J'ai adressé au ministre de la guerre une demande de canonniers, les 6 compagnies de 300 hommes que nous avons ici étant insuffisantes pour fournir les garnisons des corvettes de pêche, péniches, bateaux canonniers, chaloupes canonnières, et servir les pièces destinées à la protection de la rade. Nous n'avons ici pas un seul canonnier marin. Ce sont les canonniers de terre qui instruisent nos soldats au canonnage de mer. J'ai fait réimprimer au nombre de 2000 exemplaires et distribuer à tous les officiers de l'armée l'école du canon du vaisseau. On fait une théorie pour les officiers et sous-officiers, et l'instruction des soldats par ce moyen va très-vite.
Il y a deux ou trois jours qu'un cutter anglais avec 7 ou 8 embarcations ont attaqué 2 de nos péniches qui étaient le long de la côte pour enlever les balises que les ennemis avaient placé entre Ostende et Flessingue. Le cutter a été frappé, et une embarcation anglaise a été coulée à fond, frappée par nos péniches et l'artillerie légère de la côte de 2 obus et autant de boulets. Il aurait été infailliblement pris par nos soldats, s'il n'avait pas été protégé par une frégate.

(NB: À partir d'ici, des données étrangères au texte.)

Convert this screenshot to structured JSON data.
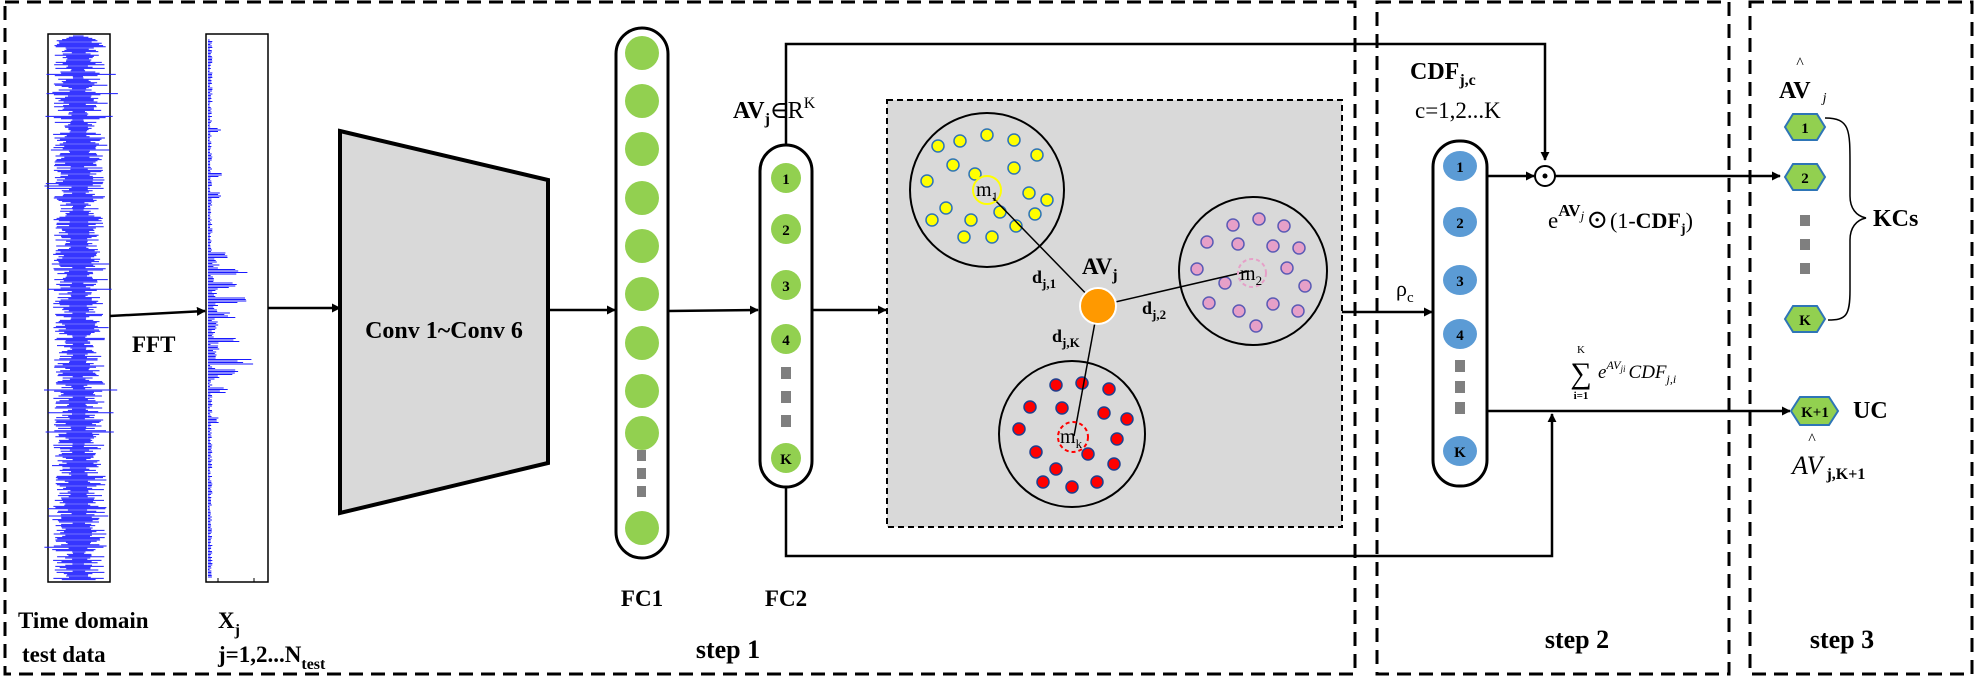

Quant au plan de la rade, mon Général, que vous me demandez par votre lettre du 18 ventôse, sur lequel devait être mise la ligne d'embossage, le général Andreossy a fourni à l'ingénieur en chef hydrographe de la marine le plan de la côte sur l'échelle de celui que j'ai l'honneur de vous envoyer, et dont la clef est ci-jointe.
Le travail qui va être adressé par le contre-amiral Magon au ministre de la marine peut être adapté au plan que je vous envoie. Ce dernier vous fera connaître les différentes batteries sur le front de la place et de la côte.
Il existe une grande différence entre la nourriture des matelots bataves et celle des marins français. Les premiers reçoivent de l'orge ou gruau, du beurre, du lard, du stockfish, objets qi n'existent point dans la distribution des seconds, et pour lesquels il n'y a aucune espèce d'approvisionnement. Les officiers bataves témoignent la crainte, si l'on change cette nourriture, de voir une désertion s'ensuivre. L'amiral Verhuel en a écrit au ministre de la marine ; il est très-urgent qu'on prenne un parti à cet égard.